Capitol Books is my favorite book shop in Montgomery (Old Cloverdale neighborhood) – they have a nice selection of everything, but my favorite sections are those of local writers and books about the South…I always leave with something from there!
This is what I just picked up:
Southern Souvenirs, Selected Stories and Essays of Sara Haardt
* Sara Haardt was probably best known as the wife of H.L. Mencken. She was a fabulous writer on her own, writing screenplays, novels, and short stories, although now her work is hardly remembered. She was born and raised in Alabama (at sixteen, she attended the Margaret Booth School in Montgomery – Zelda Sayre (later Fitzgerald) went there too), became active in politics – especially in regards to Alabama ratifying the 19th amendment. She spent much of her adult life in Baltimore…she loved the South, but knew its faults, and really couldn’t bear to live in Alabama again.
Let Us Now Praise Famous Women, A Memoir, by Frank Sikora
* First, I’m not wild about this title; I can’t imagine anyone writing their own account of poverty in Alabama and have the gumption to make the work’s title so similar to the amazing work of James Agee and Walker Evans. This book is about Sikora – an Ohio native – moving to Alabama with his wife, a native Alabamian, and their experiences during 1960’s juxtaposed with the conditions and mores of her economically distressed family.

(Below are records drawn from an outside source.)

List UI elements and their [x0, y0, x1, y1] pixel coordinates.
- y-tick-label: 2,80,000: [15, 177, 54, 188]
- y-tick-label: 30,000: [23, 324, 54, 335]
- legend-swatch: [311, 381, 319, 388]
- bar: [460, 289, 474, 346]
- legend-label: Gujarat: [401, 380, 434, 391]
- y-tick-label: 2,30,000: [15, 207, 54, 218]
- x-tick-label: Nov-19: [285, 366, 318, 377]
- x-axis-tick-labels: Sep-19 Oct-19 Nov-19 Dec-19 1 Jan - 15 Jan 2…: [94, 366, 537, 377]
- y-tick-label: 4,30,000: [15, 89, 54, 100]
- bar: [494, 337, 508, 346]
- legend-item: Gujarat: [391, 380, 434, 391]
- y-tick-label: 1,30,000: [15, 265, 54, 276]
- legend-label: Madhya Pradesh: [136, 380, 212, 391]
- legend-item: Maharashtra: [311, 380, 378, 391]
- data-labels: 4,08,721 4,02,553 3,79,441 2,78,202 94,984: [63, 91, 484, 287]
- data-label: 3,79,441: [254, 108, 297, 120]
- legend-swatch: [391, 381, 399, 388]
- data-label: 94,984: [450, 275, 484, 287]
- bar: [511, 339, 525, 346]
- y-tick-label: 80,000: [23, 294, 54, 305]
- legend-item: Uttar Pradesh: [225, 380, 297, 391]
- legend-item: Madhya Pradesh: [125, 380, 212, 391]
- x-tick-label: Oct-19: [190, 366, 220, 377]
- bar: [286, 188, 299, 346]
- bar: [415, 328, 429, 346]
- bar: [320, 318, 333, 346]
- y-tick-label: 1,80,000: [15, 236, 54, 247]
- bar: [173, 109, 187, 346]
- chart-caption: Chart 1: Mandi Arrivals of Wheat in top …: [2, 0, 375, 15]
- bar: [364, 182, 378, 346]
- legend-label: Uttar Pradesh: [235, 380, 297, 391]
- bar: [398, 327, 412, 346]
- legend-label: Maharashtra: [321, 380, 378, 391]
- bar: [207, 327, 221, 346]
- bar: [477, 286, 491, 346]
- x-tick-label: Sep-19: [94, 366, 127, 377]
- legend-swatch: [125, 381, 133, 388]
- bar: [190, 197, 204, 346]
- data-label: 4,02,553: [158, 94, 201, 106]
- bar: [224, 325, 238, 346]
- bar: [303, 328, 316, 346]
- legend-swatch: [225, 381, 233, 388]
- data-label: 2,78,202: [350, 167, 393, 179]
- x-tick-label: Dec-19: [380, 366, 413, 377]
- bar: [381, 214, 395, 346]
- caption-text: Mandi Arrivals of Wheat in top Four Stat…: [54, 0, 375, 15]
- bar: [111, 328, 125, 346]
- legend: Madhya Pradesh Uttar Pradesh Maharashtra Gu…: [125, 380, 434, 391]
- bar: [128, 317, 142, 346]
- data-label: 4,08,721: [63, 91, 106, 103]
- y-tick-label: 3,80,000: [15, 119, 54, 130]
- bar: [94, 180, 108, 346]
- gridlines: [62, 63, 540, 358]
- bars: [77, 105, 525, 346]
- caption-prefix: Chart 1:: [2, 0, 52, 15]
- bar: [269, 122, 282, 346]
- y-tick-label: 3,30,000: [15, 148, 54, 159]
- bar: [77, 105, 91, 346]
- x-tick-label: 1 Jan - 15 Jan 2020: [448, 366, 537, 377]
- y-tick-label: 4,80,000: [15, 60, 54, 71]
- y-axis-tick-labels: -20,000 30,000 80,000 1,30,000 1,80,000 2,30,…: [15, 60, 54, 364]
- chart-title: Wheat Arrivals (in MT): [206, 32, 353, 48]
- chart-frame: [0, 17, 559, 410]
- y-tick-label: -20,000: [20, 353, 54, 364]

William Christenberry, The Early Years, 1954-1968, by J. Richard Gruber
* I haven’t even really had a chance to look through this work yet, but it is of course the amazing works of William Christenberry, a native of Tuscaloosa AL (b. 1936) and Bama grad, who was heavily influenced by Agee and Evans’ ‘Let us Now Praise Famous Men’. He’s done a lot of work with his Kodak Brownie (there’s a very nice exhibit of that work at the Montgomery Museum of Fine Arts that I’ve been to) and locations in the South, particularly well known for shots in Hale County, Alabama.

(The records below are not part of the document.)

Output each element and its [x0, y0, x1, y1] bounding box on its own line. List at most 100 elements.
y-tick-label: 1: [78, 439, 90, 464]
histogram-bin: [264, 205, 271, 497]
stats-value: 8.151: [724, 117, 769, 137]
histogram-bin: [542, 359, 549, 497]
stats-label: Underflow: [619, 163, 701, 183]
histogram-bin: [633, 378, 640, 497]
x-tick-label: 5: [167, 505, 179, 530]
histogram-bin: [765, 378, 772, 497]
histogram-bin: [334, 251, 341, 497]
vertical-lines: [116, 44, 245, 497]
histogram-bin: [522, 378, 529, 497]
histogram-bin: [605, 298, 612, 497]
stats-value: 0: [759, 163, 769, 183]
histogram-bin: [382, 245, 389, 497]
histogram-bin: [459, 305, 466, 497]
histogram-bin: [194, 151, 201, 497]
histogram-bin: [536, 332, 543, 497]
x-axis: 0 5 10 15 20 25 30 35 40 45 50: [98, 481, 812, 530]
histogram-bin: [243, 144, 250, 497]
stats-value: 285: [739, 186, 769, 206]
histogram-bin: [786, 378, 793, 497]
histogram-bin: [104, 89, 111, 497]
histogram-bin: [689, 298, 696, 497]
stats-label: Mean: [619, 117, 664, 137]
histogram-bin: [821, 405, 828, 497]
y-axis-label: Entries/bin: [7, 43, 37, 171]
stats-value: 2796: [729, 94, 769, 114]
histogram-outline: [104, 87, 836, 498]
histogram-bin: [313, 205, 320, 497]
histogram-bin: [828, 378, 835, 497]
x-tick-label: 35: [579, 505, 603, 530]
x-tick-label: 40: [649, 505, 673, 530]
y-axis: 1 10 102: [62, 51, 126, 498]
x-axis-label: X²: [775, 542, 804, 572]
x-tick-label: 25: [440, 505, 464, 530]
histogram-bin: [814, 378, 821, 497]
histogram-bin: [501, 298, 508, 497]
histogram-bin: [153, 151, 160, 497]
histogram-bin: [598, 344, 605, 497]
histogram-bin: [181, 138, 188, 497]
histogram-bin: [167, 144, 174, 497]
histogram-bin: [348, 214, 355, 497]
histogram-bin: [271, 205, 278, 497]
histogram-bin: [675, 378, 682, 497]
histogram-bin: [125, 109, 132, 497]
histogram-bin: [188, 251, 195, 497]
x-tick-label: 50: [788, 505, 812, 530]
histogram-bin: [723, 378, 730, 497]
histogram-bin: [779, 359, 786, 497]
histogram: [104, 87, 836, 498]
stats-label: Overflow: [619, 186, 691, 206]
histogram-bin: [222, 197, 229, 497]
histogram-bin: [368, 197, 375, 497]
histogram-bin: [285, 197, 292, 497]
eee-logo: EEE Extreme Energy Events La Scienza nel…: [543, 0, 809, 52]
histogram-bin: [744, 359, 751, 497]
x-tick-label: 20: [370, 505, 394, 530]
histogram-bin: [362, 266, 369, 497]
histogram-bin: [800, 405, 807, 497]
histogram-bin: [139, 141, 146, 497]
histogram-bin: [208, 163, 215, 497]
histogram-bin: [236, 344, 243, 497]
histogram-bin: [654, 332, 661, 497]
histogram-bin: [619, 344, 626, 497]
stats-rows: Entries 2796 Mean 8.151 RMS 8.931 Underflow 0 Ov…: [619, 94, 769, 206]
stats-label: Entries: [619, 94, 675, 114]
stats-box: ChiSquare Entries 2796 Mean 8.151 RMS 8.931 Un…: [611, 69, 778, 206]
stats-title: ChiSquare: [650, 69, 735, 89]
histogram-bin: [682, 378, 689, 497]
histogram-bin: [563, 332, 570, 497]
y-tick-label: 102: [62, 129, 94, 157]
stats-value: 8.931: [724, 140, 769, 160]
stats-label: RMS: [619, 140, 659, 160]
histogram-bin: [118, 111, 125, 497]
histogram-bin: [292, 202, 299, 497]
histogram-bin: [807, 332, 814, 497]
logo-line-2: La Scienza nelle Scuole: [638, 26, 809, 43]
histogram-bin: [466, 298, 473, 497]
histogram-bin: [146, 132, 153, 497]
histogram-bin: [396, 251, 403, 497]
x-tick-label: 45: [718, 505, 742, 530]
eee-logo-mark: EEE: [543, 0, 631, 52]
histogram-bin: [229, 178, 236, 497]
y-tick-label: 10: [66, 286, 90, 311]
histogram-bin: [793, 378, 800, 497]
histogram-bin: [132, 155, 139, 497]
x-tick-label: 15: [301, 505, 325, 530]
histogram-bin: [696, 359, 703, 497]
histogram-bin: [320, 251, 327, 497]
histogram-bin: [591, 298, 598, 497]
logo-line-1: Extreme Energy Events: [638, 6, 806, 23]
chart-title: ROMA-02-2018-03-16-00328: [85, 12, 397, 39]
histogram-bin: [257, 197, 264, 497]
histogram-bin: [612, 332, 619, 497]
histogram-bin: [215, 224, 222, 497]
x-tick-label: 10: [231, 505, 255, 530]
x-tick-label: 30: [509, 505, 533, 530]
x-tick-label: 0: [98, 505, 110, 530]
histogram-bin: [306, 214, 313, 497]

Count Those Buzzards! Stamp Those Grey Mules!, by (and illustrated by) Kathryn Tucker Windham
* Lovely little work of Southern folklore, particularly purposed by children.
Blues Poems, edited by Kevin Young
* Compilation of blues song lyrics and works inspired by the blues.
The Autobiography of A Magdalen by Louise Wooster * Well, Louise Wooster (1842-1913) is best known as “Birmingham’s Madam” and former love of John Wilkes Booth (she couldn’t believe that JWB could do what he did, unless perhaps he was drinking), but wow…..I don’t think anyone after reading her autobiography could possibly have a poor attitude toward her. She was orphaned at ten, instructed to take care of her younger sisters, abandoned by the family that should have taken her (and her family) in, lied to, abused, etc. When she came to Birmingham, there was the terrible cholera scourge which she stayed through and nursed the sick, which endeared her to the community. She didn’t wish the path she had gone on to anyone, but she was nonetheless a truly strong, vibrant woman who, had circumstances been different, would surely have achieved greatness on some other level. I’ll write more about Louise Wooster in an upcoming post.